Recensione su The House of the Devil

/ 20096.328 voti
The House of the Devil
Regia:

Sulle orme dei classici horror degli anni ottanta / 23 Novembre 2016 in The House of the Devil

ATTENZIONE su indicazione dell'autore, la recensione potrebbe contenere anticipazioni della trama

Ti West è un regista che mi è stato più volte consigliato, ma ammetto che ero negativamente prevenuto nei suoi confronti, anche se in realtà non avevo visto quasi niente di suo. Devo aver visto i suoi spezzoni nei film corali V/H/S e The ABCs of Dead e qualche episodio della serie televisiva Scream, opere che in generale non mi avevano entusiasmato più di tanto, ma non ricordo quali. Poi avevo letto che aveva diretto anche un sequel come Cabin Fever 2 che non mi attirava per niente. Per cui lo avevo sempre ignorato fino al giorno in cui mi venne consigliato per l’ennesima volta la visione di un suo film che fin dal titolo non prometteva niente di originale: The house of the Devil (2009).
Mi sono dovuto ricredere. Sin dai titoli di testa si respira aria primi anni ottanta. Non si tratta solo dell’ambientazione, ma sono anche lo stile di ripresa, la messa in scena e i tempi narrativi, a darci l’impressione di trovarci di fronte un film dei primi anni ottanta. Il lento incedere iniziale con la presentazione della protagonista e dell’ambiente, poi il crescendo di tensione con vari indizi inquietanti che si accumulano man mano che la narrazione procede, infine la sanguinosa virata finale. Tutte caratteristiche che mi ricordano un certo cinema horror di quegli anni, tipo qualche film di John Carpenter per intenderci (Halloween e Fog, per esempio).
Apprezzabili le scene iniziali dove si mettono subito in chiaro alcuni riferimenti ai topoi classici di questo genere di film: l’affitto di una nuova casa, la ricerca di una baby sitter, l’evento astrale (in questo caso un’eclisse), la villetta con un cimitero accanto.

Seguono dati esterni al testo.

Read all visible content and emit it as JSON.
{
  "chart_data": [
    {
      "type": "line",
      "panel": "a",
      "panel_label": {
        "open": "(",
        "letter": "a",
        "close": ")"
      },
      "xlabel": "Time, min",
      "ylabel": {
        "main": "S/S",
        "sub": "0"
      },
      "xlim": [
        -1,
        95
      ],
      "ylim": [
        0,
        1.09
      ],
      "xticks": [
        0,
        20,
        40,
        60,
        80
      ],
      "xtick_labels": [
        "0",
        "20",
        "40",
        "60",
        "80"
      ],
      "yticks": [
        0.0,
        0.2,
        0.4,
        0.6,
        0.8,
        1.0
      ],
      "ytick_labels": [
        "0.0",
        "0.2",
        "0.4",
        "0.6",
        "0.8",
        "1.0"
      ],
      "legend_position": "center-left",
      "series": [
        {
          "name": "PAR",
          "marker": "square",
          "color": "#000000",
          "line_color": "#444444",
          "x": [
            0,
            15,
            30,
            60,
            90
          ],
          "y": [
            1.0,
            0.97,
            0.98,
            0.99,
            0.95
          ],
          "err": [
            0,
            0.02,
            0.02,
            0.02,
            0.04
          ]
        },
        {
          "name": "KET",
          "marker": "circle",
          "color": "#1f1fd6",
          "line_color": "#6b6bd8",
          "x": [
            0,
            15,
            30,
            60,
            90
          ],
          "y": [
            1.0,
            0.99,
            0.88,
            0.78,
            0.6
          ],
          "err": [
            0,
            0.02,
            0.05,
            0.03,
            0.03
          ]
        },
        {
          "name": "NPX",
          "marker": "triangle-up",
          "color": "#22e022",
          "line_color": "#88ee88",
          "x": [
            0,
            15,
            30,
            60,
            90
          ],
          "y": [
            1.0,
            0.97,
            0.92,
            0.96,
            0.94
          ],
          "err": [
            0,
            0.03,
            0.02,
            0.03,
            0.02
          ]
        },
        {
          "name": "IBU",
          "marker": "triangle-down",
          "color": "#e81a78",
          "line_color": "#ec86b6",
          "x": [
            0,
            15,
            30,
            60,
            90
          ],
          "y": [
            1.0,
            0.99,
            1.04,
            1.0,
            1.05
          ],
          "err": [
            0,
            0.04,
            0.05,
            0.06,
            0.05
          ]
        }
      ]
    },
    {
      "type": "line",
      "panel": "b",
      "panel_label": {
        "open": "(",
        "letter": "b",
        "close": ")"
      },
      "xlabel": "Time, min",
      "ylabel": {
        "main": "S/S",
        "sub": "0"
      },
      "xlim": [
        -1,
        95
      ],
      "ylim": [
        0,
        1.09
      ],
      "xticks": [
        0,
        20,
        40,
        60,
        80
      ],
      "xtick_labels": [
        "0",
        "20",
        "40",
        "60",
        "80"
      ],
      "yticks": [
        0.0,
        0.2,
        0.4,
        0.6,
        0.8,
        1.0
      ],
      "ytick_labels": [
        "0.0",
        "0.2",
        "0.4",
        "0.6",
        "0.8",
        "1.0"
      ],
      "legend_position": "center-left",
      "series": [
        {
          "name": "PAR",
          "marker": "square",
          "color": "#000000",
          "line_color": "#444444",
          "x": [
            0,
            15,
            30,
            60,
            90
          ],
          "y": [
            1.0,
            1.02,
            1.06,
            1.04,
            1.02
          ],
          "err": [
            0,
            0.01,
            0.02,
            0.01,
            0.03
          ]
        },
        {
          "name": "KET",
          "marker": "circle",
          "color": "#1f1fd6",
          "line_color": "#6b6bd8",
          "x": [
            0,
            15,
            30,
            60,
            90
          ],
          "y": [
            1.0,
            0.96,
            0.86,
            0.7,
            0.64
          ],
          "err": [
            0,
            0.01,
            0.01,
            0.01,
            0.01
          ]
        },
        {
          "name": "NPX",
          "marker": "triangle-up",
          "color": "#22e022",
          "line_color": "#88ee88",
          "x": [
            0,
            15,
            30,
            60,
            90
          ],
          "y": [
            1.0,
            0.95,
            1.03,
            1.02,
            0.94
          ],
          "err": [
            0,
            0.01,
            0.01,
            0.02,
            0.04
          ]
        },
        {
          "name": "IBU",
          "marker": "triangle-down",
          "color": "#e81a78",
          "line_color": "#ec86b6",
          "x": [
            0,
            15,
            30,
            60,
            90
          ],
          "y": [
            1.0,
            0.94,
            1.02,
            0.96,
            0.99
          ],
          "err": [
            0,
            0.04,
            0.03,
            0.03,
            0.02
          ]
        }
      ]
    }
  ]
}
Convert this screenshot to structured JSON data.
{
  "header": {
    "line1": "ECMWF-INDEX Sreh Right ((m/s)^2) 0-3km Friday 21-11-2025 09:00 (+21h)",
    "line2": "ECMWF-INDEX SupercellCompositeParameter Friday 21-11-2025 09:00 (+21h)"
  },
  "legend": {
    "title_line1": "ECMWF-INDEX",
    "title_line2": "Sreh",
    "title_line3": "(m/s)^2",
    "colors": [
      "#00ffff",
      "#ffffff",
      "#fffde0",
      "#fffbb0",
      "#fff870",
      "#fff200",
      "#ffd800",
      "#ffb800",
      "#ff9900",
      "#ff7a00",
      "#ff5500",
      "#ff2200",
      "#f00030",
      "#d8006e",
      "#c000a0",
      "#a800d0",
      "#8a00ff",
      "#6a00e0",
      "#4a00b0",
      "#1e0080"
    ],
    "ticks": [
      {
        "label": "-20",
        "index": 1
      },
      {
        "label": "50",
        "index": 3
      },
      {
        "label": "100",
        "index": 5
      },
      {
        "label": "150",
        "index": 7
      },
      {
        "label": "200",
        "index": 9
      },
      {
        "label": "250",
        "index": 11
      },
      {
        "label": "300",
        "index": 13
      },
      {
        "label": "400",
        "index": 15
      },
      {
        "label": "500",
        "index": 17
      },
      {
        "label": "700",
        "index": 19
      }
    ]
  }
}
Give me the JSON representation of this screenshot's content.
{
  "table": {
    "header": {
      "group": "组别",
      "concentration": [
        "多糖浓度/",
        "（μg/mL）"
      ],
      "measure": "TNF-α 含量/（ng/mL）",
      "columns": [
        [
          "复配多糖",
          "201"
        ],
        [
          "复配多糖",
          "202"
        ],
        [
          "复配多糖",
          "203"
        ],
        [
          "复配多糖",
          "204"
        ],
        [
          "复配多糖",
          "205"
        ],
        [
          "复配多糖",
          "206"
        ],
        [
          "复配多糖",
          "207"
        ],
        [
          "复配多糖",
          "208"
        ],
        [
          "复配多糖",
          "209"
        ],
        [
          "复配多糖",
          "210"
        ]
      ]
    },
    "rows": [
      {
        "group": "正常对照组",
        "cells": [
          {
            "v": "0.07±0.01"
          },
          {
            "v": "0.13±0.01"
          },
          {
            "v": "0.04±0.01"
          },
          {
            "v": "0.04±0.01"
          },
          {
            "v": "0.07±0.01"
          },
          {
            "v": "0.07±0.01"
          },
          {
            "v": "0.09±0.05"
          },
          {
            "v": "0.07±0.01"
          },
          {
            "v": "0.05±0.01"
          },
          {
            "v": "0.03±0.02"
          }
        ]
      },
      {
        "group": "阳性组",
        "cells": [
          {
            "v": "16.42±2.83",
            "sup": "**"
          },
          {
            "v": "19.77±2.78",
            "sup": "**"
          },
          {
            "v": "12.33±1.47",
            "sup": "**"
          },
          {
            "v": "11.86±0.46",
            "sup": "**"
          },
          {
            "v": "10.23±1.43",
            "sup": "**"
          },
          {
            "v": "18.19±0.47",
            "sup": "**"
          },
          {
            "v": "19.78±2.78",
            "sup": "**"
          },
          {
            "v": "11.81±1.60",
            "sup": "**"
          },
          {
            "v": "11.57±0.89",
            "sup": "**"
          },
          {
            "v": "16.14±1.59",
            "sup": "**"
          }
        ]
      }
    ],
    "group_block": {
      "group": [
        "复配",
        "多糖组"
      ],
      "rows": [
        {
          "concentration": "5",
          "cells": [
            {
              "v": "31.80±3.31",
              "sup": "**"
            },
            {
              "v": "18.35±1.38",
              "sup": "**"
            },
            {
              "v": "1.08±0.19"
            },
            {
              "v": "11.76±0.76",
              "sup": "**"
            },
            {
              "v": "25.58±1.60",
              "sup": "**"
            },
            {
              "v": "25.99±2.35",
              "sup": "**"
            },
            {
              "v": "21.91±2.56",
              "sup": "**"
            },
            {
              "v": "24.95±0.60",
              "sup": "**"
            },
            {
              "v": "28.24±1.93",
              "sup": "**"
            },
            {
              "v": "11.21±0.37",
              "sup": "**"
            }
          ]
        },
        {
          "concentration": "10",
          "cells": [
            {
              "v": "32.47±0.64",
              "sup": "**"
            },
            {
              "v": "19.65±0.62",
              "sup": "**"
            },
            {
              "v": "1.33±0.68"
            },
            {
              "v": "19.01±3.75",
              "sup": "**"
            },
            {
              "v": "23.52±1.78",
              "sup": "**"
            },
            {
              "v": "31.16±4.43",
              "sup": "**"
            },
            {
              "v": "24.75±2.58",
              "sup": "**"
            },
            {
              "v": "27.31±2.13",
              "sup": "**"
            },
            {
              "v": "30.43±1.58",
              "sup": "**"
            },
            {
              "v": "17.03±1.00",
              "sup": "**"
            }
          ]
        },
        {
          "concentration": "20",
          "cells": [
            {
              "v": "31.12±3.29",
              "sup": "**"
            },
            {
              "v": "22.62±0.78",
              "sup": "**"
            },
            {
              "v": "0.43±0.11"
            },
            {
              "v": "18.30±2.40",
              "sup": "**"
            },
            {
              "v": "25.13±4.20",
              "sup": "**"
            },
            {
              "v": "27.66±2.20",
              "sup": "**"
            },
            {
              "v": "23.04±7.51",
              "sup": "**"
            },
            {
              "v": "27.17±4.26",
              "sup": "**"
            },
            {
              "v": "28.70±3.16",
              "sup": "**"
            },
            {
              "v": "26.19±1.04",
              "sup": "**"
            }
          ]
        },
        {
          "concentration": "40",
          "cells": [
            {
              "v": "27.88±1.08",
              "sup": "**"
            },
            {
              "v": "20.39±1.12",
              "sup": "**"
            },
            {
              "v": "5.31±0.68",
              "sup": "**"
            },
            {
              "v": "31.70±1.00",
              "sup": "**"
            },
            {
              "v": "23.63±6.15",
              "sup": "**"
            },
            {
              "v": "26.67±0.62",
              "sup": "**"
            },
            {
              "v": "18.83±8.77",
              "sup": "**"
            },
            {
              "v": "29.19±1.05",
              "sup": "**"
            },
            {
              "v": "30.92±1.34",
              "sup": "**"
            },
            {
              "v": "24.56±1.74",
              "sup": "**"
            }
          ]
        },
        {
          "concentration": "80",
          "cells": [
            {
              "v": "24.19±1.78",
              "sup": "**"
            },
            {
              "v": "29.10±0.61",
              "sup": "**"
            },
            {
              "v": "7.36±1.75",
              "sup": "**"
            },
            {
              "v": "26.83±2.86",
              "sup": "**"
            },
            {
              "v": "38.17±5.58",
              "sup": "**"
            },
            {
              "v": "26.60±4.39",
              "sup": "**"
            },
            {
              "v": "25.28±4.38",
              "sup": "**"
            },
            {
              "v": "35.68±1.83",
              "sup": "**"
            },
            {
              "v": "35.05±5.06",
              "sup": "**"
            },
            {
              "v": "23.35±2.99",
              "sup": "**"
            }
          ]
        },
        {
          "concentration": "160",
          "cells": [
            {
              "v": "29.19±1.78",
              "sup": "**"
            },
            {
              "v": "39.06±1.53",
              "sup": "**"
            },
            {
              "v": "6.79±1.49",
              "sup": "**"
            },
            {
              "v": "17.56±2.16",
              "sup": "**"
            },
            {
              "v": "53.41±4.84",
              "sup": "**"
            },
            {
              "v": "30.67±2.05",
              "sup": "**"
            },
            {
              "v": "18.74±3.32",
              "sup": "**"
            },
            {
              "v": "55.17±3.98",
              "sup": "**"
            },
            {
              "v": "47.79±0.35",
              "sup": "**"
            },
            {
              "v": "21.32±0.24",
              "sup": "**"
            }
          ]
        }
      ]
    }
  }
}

Forse il punto meno convincente è il repentino cambio di registro nel finale. Dalla perdita di coscienza della protagonista fino alla risoluzione finale, è un improbabile turbinio di eventi (a partire dalla facilità con cui si libera dai legacci), veloce in maniera tale che ho fatto fatica a metabolizzare la nuova situazione.
Il cartello iniziale relativo alle sette e alle credenze sul Diavolo toglie un po’ di sorpresa al finale. Fino a dieci minuti dalla fine non c’era nessun indizio che il film potesse andare in quella direzione, averlo dichiarato già all’inizio è stato secondo me controproducente, l’avviso poteva essere benissimo messo alla fine. Il tema diabolico oltretutto mi è sembrato un semplice pretesto per cui dopo un’ora di efficace tensione crescente bisognava arrivare a un dunque.

L’elemento più interessante del film, come accennato, riguarda lo spirito cinefilo (relativo agli horror) con cui è stato realizzato dal regista. Se non lo si conoscesse, il film potrebbe essere benissimo scambiato per un prodotto dei primi anni ottanta. Un’operazione che mia ha ricordato per certi versi, e fatti i dovuti distingui, il cinema di Rob Zombie.